The only thing that always bugs me about the pictures in the Alexander Palace ( and in other palaces ) is that they always hang at an almost 45 degree angle to the floor.
Most decorating practices originate from need. Oil paintings are quite reflective, and photographs don't always convey the scale of those rooms and just how high some of those walls were. (Take a look, for example, at pictures that show chairs pushed against the walls in the Parade Rooms. What looks like a rather narrow baseboard around the wall actually rises up halfway to the chair seats.) If the paintings were not angled down, people in the rooms would not be able to see the paintings but only a reflective glare of light from windows or candles.
We today tend to view paintings as just part of the background decor -- sort of "tone setting" for the room. In earlier eras, paintings were often chosen to convey messages or make symbolic statements. This is one of the reasons that paintings were often hung in places that, at least to modern decorating sensibilities, look awkward or improperly scaled. Hence some of the enormous paintings in the Alexander Palace (and many other palaces) that looked stuffed into spaces that were not meant to take them. For a tsar using his palace to entertain, it was more important to remind his guests of his august, larger-than-life ancestors with 12-foot-high images of them than to maintain a sense of decorating proportion. Also, before photography emerged as the primary "documentary graphic" people relied on paintings to educate themselves about people and places, and everybody with any means at all bought and sold paintings and tried to develop an ability to judge their quality. So they actually paid quite a bit of attention to paintings -- their content and the details of their execution. Hence it was important that they be hung so as to facilitate examination.
Ditto for the mirrors, which people actually used to keep an eye on the state of their complicated dress and coiffures during the bustle of crowded social gatherings or dancing. (Such things are mentioned over and over in period novels.)

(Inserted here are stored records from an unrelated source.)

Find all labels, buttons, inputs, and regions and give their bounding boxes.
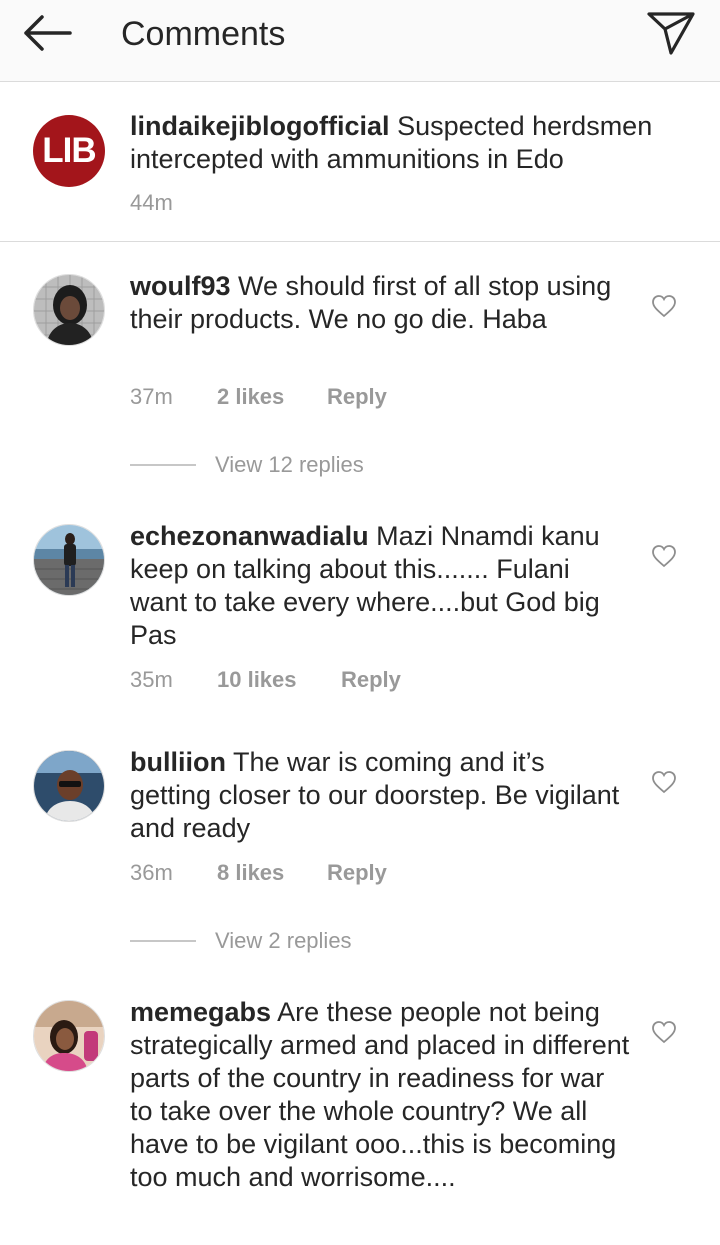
comment-username[interactable]: memegabs: [130, 997, 271, 1027]
comment-text: echezonanwadialu Mazi Nnamdi kanu keep o…: [130, 520, 630, 652]
comment-username[interactable]: woulf93: [130, 271, 231, 301]
likes-count[interactable]: 8 likes: [217, 860, 284, 886]
comment-username[interactable]: echezonanwadialu: [130, 521, 369, 551]
view-replies-label: View 12 replies: [215, 452, 364, 477]
post-caption: LIB lindaikejiblogofficial Suspected her…: [0, 82, 720, 242]
comment-username[interactable]: bulliion: [130, 747, 226, 777]
heart-icon[interactable]: [651, 294, 677, 318]
comment-text: memegabs Are these people not being stra…: [130, 996, 630, 1194]
heart-icon[interactable]: [651, 1020, 677, 1044]
avatar[interactable]: [33, 524, 105, 596]
caption-timestamp: 44m: [130, 190, 173, 215]
comment-timestamp: 35m: [130, 667, 173, 692]
back-button[interactable]: [20, 10, 76, 56]
reply-button[interactable]: Reply: [327, 384, 387, 410]
share-button[interactable]: [644, 9, 698, 57]
reply-button[interactable]: Reply: [327, 860, 387, 886]
reply-button[interactable]: Reply: [341, 667, 401, 693]
comment-text: woulf93 We should first of all stop usin…: [130, 270, 630, 336]
arrow-left-icon: [24, 15, 72, 51]
lib-logo-avatar[interactable]: LIB: [33, 115, 105, 187]
heart-icon[interactable]: [651, 770, 677, 794]
likes-count[interactable]: 2 likes: [217, 384, 284, 410]
top-bar: Comments: [0, 0, 720, 82]
view-replies-label: View 2 replies: [215, 928, 352, 953]
likes-count[interactable]: 10 likes: [217, 667, 297, 693]
direct-send-icon: [647, 12, 695, 55]
avatar[interactable]: [33, 750, 105, 822]
caption-username[interactable]: lindaikejiblogofficial: [130, 111, 390, 141]
comment-timestamp: 36m: [130, 860, 173, 885]
avatar[interactable]: [33, 274, 105, 346]
page-title: Comments: [121, 15, 286, 53]
divider-line: [130, 940, 196, 942]
view-replies-button[interactable]: View 12 replies: [130, 450, 530, 480]
comment-text: bulliion The war is coming and it’s gett…: [130, 746, 630, 845]
view-replies-button[interactable]: View 2 replies: [130, 926, 530, 956]
caption-text: lindaikejiblogofficial Suspected herdsme…: [130, 110, 690, 176]
avatar[interactable]: [33, 1000, 105, 1072]
divider-line: [130, 464, 196, 466]
heart-icon[interactable]: [651, 544, 677, 568]
comment-timestamp: 37m: [130, 384, 173, 409]
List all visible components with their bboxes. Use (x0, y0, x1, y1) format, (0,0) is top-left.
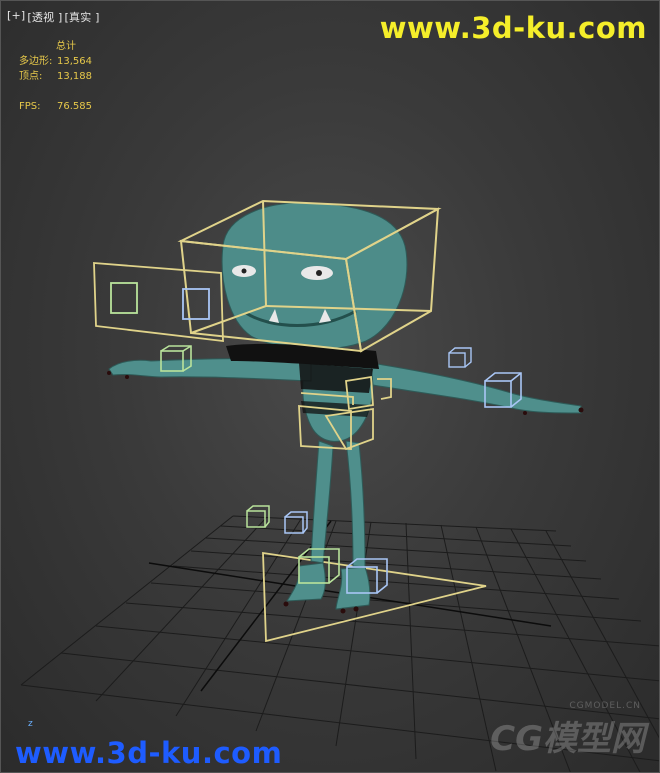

There are innumerable pictures of antique interiors, including the Parade Rooms of the Alexander Palace, with all the furniture pushed back against the walls rather that set out into the room as the furniture would have been used. This, too, was a practice driven by necessity. It was done in Asia, in Europe, and in colonial and federal America. In the age of candlelight, rooms were seldom kept lit unless they were actually in use. And, even in the wealthiest households, servants and occupants often transited through rooms in the dark, as lighting and carrying a candle was a bother and expense that most preferred to avoid if possible. (Remember that wicks had to be trimmed throughout the evening and, the less time they were kept lit, the easier. Even with servants to do it for you, it was an intrusion.) Consequently, furniture was pushed back to the walls when not in use so that people would not stumble over it in the dark. (Another little detail from the history of decoration: our modern habit of displaying candlesticks and candelabra with candles in them was viewed as very gauche by our ancestors. When a candle appliance was not in use no candle was kept in it, even if the appliance itself was on display. Candles were considered a dirty necessity, not something to which you drew attention.)
It is only as the 19th century progresses that one begins to see paintings and photographs of unoccupied rooms set up as they were used, and this corresponded with the arrival of gas lighting and the growing ease of keeping rooms lit.
This history of decoration is really quite fascinating and well worth some study for those interested in palaces and how they were actually used. So many of them today are staged as static tableaus with all sorts of compromises to modern decorating sensibilities. In many cases, these tableaus would have looked quite strange to the original palace occupants.
This is a weird little aside, perhaps, but it does convey how much we have tended to sterilize our image of royal lifestyles. One evening Louis XIV of France went to the apartment of Marie Adelaide of Savoy, a granddaughter-in-law whose company he particularly enjoyed, so that he could accompany her to the palace opera. When he was announced upon entry to her boudoir, a maid scurried out from underneath her skirts and made for the door. This maid had been giving Marie Adelaide a mild enema, as it was a current fad at court to take an enema before a court entertainment in order to enjoy the, uh, titillation as long as possible before having to repair to the close stool. Rather than Louis' being incensed or Marie Adelaide's being embarrassed, both had a ripping good laugh over catching her at it as Louis took her arm and escorted her (and her full bowel) to the opera.
Life in palaces was very different than most of us imagine it today.